Members of the Yale community gathered at the Yale Child Study Center on May 24 for the unveiling of a portrait of James Comer, MD, MPH, Maurice Falk Professor in the Child Study Center. For more than 50 years, Comer’s pioneering work has revolutionized school systems and lifted up their most vulnerable children. The unveiling honored his commitment to children, child development, and education, and also celebrated his position as the first African American tenured professor at the university.
“The unveiling of this portrait is a significant milestone not just for Dr. Comer and his family, but for us, for the Child Study Center, and the school,” said Nancy J. Brown, MD, Jean and David Wallace Dean of the School of Medicine and C.N.H. Long Professor of Internal Medicine. “Those who walk through the doors [of the Child Study Center] will see it and see Dr. Comer and be inspired.”
The motivation for Comer’s work stems not only from the children he has worked with throughout his career, but also his own background. Comer was raised alongside four siblings by migrant parents in East Chicago. His family had very little money—his father had only a sixth-grade education, while his mother’s education was even more minimal. Despite this, he and his siblings all attended college and collectively earned 13 degrees among them. Comer himself would go on to earn 49 honorary degrees.
His work has changed lives across the country. His school-based intervention method, known as the “Comer School Development Program,” was initially introduced in two underserved elementary schools in New Haven, but has become adopted nationwide. “Dr. Comer’s work is transformational work that has touched lives of children and families in thousands of schools across the United States,” said Norris Haynes, PhD, retired associate clinical professor. “Dr. Comer has given us a language of school reform that has become a universal language.”
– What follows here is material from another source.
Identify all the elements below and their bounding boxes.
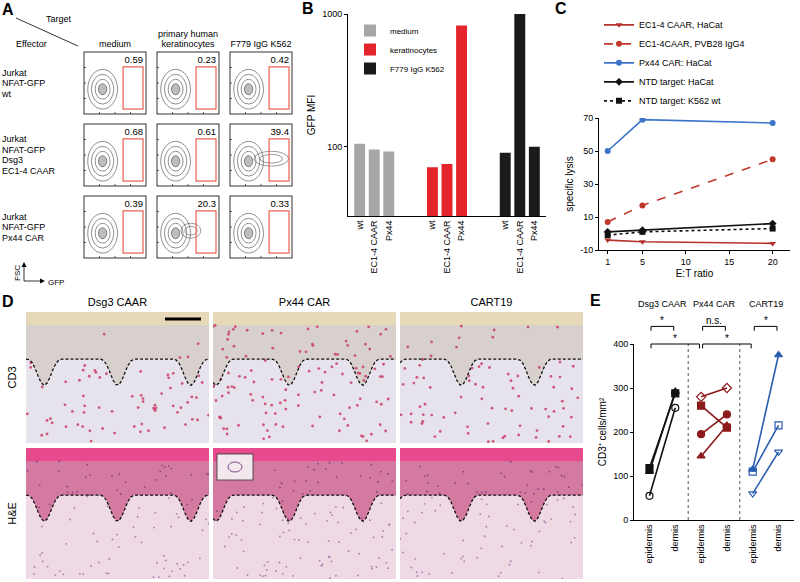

Other speakers at the event included Peter Salovey, PhD, president of the university and Chris Argyris Professor of Psychology; Darin Latimore, MD, deputy dean and chief diversity officer and associate professor of internal medicine (general medicine); Linda Mayes, MD, Arnold Gesell Professor of Child Psychiatry, Pediatrics, and Psychology in the Child Study Center and chair of the Child Study Center; and his children Dawn Comer Jefferson and Brian Comer. The commissioning of the portrait was the vision of Andrés Martin, MD, Riva Ariella Ritvo Professor in the Child Study Center and professor of psychiatry.
“We started looking for a portrait artist, and the only thing that was very important to us was that it was a Black artist,” Martin said. They decided on Simmie Knox, who is known for his portraits on prominent individuals including Ruth Bader Ginsburg, Bill Clinton, Thurgood Marshall, and Eric Holder. “[Dr. Comer is] in good company.”
His three grandchildren unveiled the finished portrait, which will now live as a tribute to Comer’s life-changing career. And at 87 years old, he’s still hard at work. He’s working on a book, titled “What’s Going On?” The book explores his own family life and developmental experience that allowed him to overcome racism and be successful academically, and to apply this knowledge to the problem of poor school performance by underserved children.
“Dr. Comer always has room on his shoulders—he never lets you know the burdens that he’s carrying, but always has room for you to stand on his shoulders and carry your burden,” said Latimore at the ceremony. Speaking to Comer, Latimore said, “Every time that I look at your portrait, I will see a village of people standing on your shoulders.”